Et puis il y avait aussi des villes. Où tournaient encore des rotatives, où fumaient les percolateurs, où s'allumaient les feux de la Saint-Jean derrière les rideaux de coton de salles de classe hautes en plafonds. Nul ne dira assez quelle perte fut pour la jeunesse des temps à venir l'abandon des versions latines. Sénèque, Tacite et Cicéron. L'Antiquité transpirait à chaque ligne : sous nos pas quand nous passions d'un fleuve à l'autre, des sentiers de Condate aux chemins de Lugdunum, l'Antiquité oui, rose terni comme un morceau d'amphore. Gallo-romain, me disait-on. Je me souviens avoir été cet écrivain qui avait encore une race.

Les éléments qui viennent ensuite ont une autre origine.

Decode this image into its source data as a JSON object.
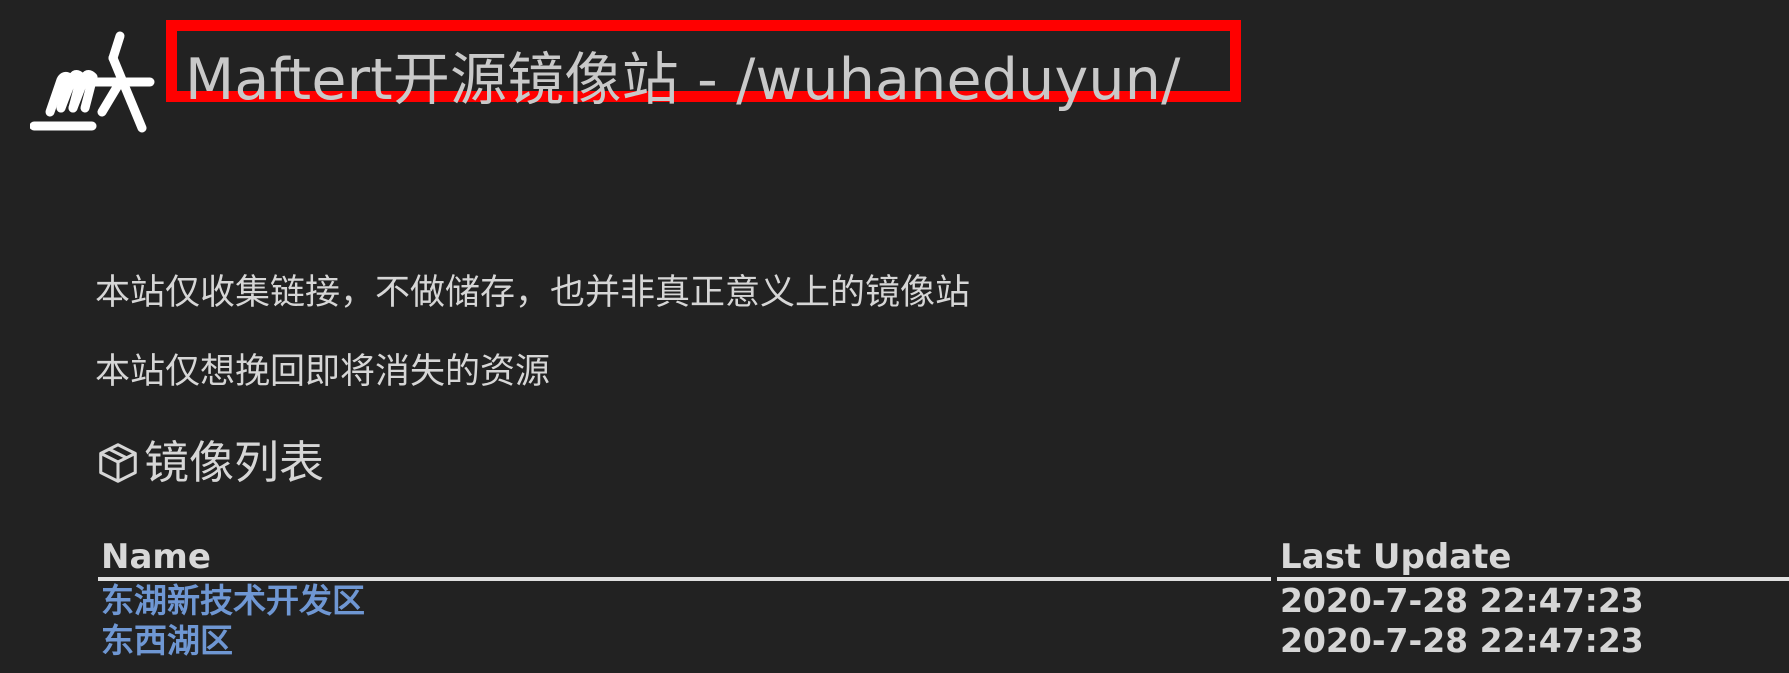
{
  "header": {
    "title": "Maftert开源镜像站 - /wuhaneduyun/"
  },
  "notices": [
    "本站仅收集链接，不做储存，也并非真正意义上的镜像站",
    "本站仅想挽回即将消失的资源"
  ],
  "section": {
    "icon": "cube-icon",
    "title": "镜像列表"
  },
  "table": {
    "columns": {
      "name": "Name",
      "last_update": "Last Update"
    },
    "rows": [
      {
        "name": "东湖新技术开发区",
        "last_update": "2020-7-28 22:47:23"
      },
      {
        "name": "东西湖区",
        "last_update": "2020-7-28 22:47:23"
      }
    ]
  },
  "colors": {
    "background": "#222222",
    "highlight_frame": "#ff0000",
    "link": "#6f97d3",
    "text": "#d6d6d6"
  }
}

De toutes les Bucoliques de Virgile, ma préférée fut toujours la Quatrième. Sur la grève de rivières polluées, je m'en récitais les derniers vers tout en mordillant le brin d'un blé en herbe, pieds nus sur la terre ôtée. Car déjà, ôtée, la terre l'était sous nos pas, qui apprirent le moelleux des moquettes en même temps que nos oreilles, le cri des téléphones. Depuis quelques décennies, déjà l'humanité s'était mise à dévaster les champs, raser les haies, saccager les clairières, dénicher les oiseaux et les muses de Sicile. Je me souviens avoir été cet écrivain désœuvré devant le soleil, l'œuvre se retournant alors en cette résolution, ce silence, ce pli au front hargneux. Je comprenais que des hommes capables de détruire une rivière seraient pareillement capables de détruire la Terre. J'avais du temps, me semblait-il, du pays encore à l'horizon, j'étais d'une race : mais de quelle œuvre seraient ce temps, ce pays, cette race ? Le risque était déjà trop empli de confort, et le confort de risque. La génération de l'œuvre déjà bien passée.